Article originally published as CODE BLACK Review on Seat42F.
CBS,
usually the home of crime procedurals these days, decided to try its
hand at a medical one with CODE BLACK. Set in a busy emergency room, the
title refers to the state the staff goes into if there are not enough
personnel and resources to handle the patients coming through the door.
While many medical facilities may see this occasionally, the one at the
center of the show, LA County Hospital, goes through it on a regular
basis, nearly every day of the year.
CODE BLACK is high energy fun. From the
start to the finish of the episode, a lot occurs because the tempo of
the setting is a very busy one. While the premise would not work at most
hospitals, the specific scenario chosen seems realistic enough, and the
pacing keeps things interesting. Viewers will not have time to get
bored.
But it isn’t always realistic. The trap
any medical show falls into is that the cases must be unique in order to
engage the audience. House, M.D. kind of got around this limitation
because of the nature of the unit that Dr. House ran, but most series,
such as Grey’s Anatomy, just decide to suspend reality in this aspect of
the program in order to make more compelling stories. Judging by the
pilot, CODE BLACK does the same. I don’t know that this is strictly a
negative aspect, since so many other shows do the same thing, but it is
worth noting.
Credit goes to the production design,
which makes the LA County Hospital look much more authentic than in
other medical dramas. The white board shows signs of being erased many
times over without a good cleaning, and the paint is cracked and
peeling. Too many television programs go for the stylistic look, to
their detriment, and the approach CODE BLACK takes lends more
credibility to the presentation.
What a lot of crime shows forget to do
is to make the characters the center of the show, and medical dramas
tend to not have that problem as much. Sure, there are patients to treat
constantly coming through the door, and most will not return for
another hour. But while the focus of the majority of CBS’s fare is the
investigation, with character moments saved primarily for the beginning
and ends of the hour, medical series tend to focus on emotional arcs for
their players throughout the installments, even while they are dealing
with the emergencies. CODE BLACK is no different in this regard, which
already gives it a leg up on its same-network peers (save The Good Wife,
which operates in a similar manner, favoring character over formula).

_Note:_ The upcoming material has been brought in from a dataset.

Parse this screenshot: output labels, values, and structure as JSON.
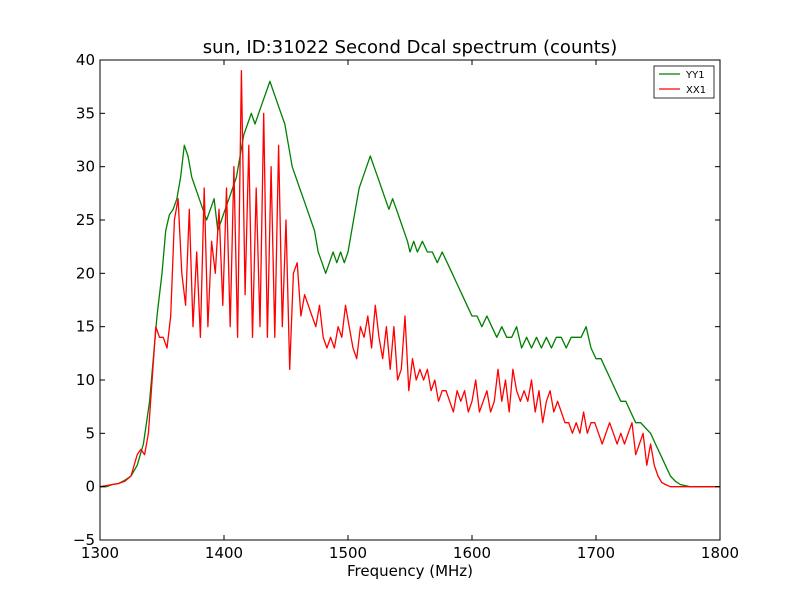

CODE BLACK’s ensemble is delightful and
given decent material. The person with the most authority on the floor,
the renowned Dr. Leanne Rorish (Marcia Gay Harden, Trophy Wife), has
gone through a tragedy that worries her former student and fellow doc,
Neal Hudson (Raza Jaffrey, Smash). Together, along with long-serving Dr.
Rollie Guthrie (William Allen Young, Moesha), they manage four new
residents who have been assigned to them (played by Golden Boy’s Bonnie
Somerville, The Brink’s Melanie Chandra, The Joneses’ Benjamin
Hollingsworth, and relative newcomer Harry Ford). They are all cared for
by ‘Mommy’ senior nurse Jesse Sallander (Luis Guzman, How to Make It in
America).
When compared to others of its kind,
CODE BLACK is more enjoyable and intriguing than most. I can’t say it
has any single element that makes it stand out in particular, but I
really like the chemistry of the cast, which is the heart of the show.
It could be my new Grey’s Anatomy (which I love dearly) when that show
goes off the air, but for now, it’s one of the few new broadcast shows
this fall I consider worth watching. It lacks depth and falls a bit
short on realism, but it’s still very entertaining overall.
CODE BLACK premieres Wednesday, September 30th at 10 p.m. ET on CBS.